In the preceding, reference is made to aspects presented in this disclosure. However, the scope of the present disclosure is not limited to specific described aspects. Aspects of the present disclosure can take the form of an entirely hardware aspect, an entirely software aspect (including firmware, resident software, micro-code, etc.) or an aspect combining software and hardware aspects that can all generally be referred to herein as a “component,” “circuit,” “module” or “system.” Furthermore, aspects of the present disclosure can take the form of a computer program product embodied in one or more computer readable medium(s) having computer readable program code embodied thereon.
Any combination of one or more computer readable medium(s) can be utilized. The computer readable medium can be a computer readable signal medium or a computer readable storage medium. A computer readable storage medium can be, for example, but not limited to, an electronic, magnetic, optical, electromagnetic, infrared, or semiconductor system, apparatus, or device, or any suitable combination of the foregoing. More specific examples of a computer readable storage medium include: an electrical connection having one or more wires, a hard disk, a random access memory (RAM), a read-only memory (ROM), an erasable programmable read-only memory (EPROM or Flash memory), an optical fiber, a portable compact disc read-only memory (CD-ROM), an optical storage device, a magnetic storage device, or any suitable combination of the foregoing. In the current context, a computer readable storage medium can be any tangible medium that can contain, or store a program.
The flowchart and block diagrams in the Figures illustrate the architecture, functionality and operation of possible implementations of systems, methods and computer program products according to various aspects. In this regard, each block in the flowchart or block diagrams can represent a module, segment or portion of code, which comprises one or more executable instructions for implementing the specified logical function(s). In some alternative implementations the functions noted in the block can occur out of the order noted in the figures.

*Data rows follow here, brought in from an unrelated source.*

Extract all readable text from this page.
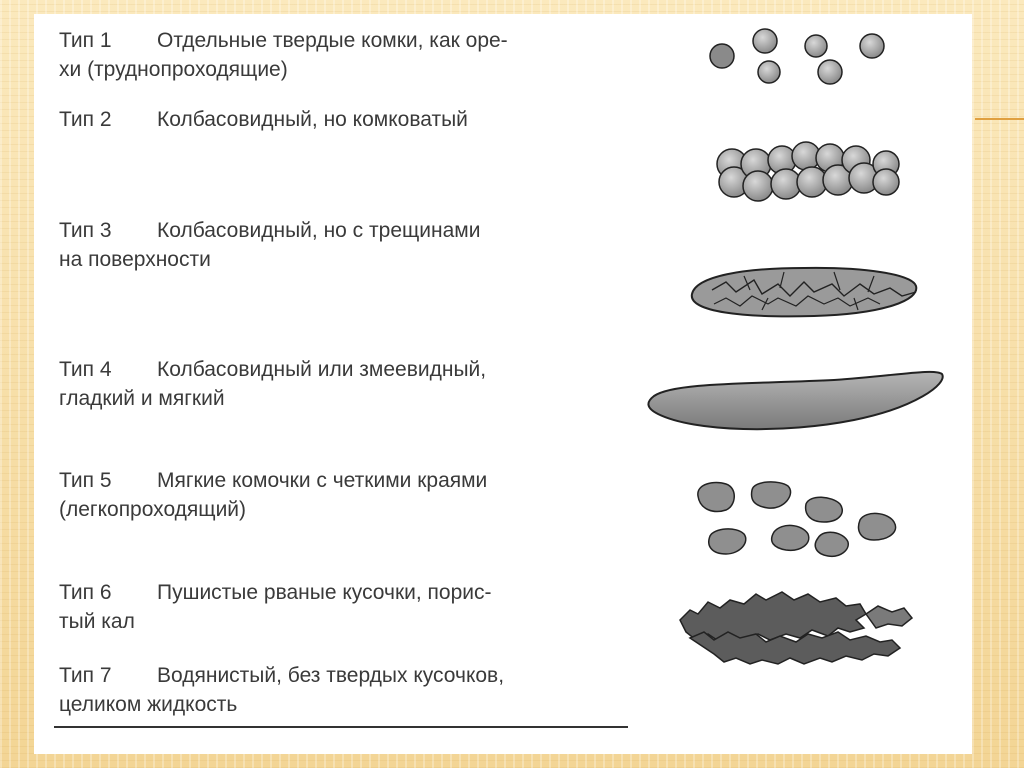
Тип 1 Отдельные твердые комки, как оре-
хи (труднопроходящие)
Тип 2 Колбасовидный, но комковатый
Тип 3 Колбасовидный, но с трещинами
на поверхности
Тип 4 Колбасовидный или змеевидный,
гладкий и мягкий
Тип 5 Мягкие комочки с четкими краями
(легкопроходящий)
Тип 6 Пушистые рваные кусочки, порис-
тый кал
Тип 7 Водянистый, без твердых кусочков,
целиком жидкость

For example, two blocks shown in succession can, in fact, be executed substantially concurrently, or the blocks can sometimes be executed in the reverse order, depending upon the functionality involved. Each block of the block diagrams and/or flowchart illustrations, and combinations of blocks in the block diagrams and/or flowchart illustrations can be implemented by special-purpose hardware-based systems that perform the specified functions or acts, or combinations of special purpose hardware and computer instructions.